Chemistry Professor Leads Students In Lanthanide Research

Professor Muller leads a research group comprised of 10 undergraduates and two graduates. The team created this lanthanide compound.

Have you ever wondered how an MRI machine uses a magnetic field and radio waves to create detailed images of the body?

Key to the process is the lanthanide series of the periodic table, the fifteen metallic chemical elements with atomic numbers 57 through 71.

Department of Chemistry Chair Gilles Muller does research that helps biochemists understand how molecules interact with other molecules in the body using the lanthanide series as probes.

“The reason why we study lanthanides is because when you excite them with a certain wavelength, or a light of a certain color, they emit another wavelength or color,” he said.

Muller studies these emissions using circularly polarized luminescence spectroscopy, a technique that uses lasers to determine the configuration and interaction between compounds and biomolecules.

Thanks to the National Institutes of Health and other grants, Muller leads a dynamic research group comprised of 10 undergraduates and two graduates focused on polarized light and the potential for biomedical applications.

Interested in joining the team? You can learn more on Muller’s research on his website.

Mentoring students

“It’s been really nice getting to learn more about the research process and how you put on your own individual projects,” said chemistry masters student Victoria Chang. “Dr.
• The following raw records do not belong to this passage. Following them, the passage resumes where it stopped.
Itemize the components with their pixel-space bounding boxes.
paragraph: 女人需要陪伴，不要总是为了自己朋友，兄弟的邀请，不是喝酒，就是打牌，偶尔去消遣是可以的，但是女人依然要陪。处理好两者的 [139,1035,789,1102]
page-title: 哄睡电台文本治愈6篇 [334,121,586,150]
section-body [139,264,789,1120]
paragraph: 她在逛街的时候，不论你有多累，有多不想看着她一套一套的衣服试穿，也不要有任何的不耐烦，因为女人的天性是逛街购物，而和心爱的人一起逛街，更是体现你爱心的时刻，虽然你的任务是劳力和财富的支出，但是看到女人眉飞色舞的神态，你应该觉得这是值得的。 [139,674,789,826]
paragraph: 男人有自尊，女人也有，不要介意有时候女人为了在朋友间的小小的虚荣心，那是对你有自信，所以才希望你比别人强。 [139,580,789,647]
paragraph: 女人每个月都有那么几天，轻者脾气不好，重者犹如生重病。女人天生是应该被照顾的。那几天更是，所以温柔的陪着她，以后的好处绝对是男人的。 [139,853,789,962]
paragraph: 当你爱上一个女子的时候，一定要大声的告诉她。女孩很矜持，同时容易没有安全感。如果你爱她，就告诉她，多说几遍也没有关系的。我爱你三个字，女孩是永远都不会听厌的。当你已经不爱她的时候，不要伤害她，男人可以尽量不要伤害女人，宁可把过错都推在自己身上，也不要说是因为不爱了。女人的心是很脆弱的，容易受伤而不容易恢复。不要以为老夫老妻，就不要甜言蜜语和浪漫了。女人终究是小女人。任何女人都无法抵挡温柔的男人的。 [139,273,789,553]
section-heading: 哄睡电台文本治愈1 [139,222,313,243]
Muller designed it in such a way that I will get to learn how to use different instruments and methods that I’m learning will be applied to the future.”

In 2008, Muller won the Henry Dreyfus Teacher-Scholar Award for his dedication as an outstanding teacher and mentor for undergraduate scholarly research.

“The most rewards come from seeing that at some point, I have made a contribution to my students’ futures,” Muller said. “We are an institute where faculty and students work very close and that’s why I came to SJSU.”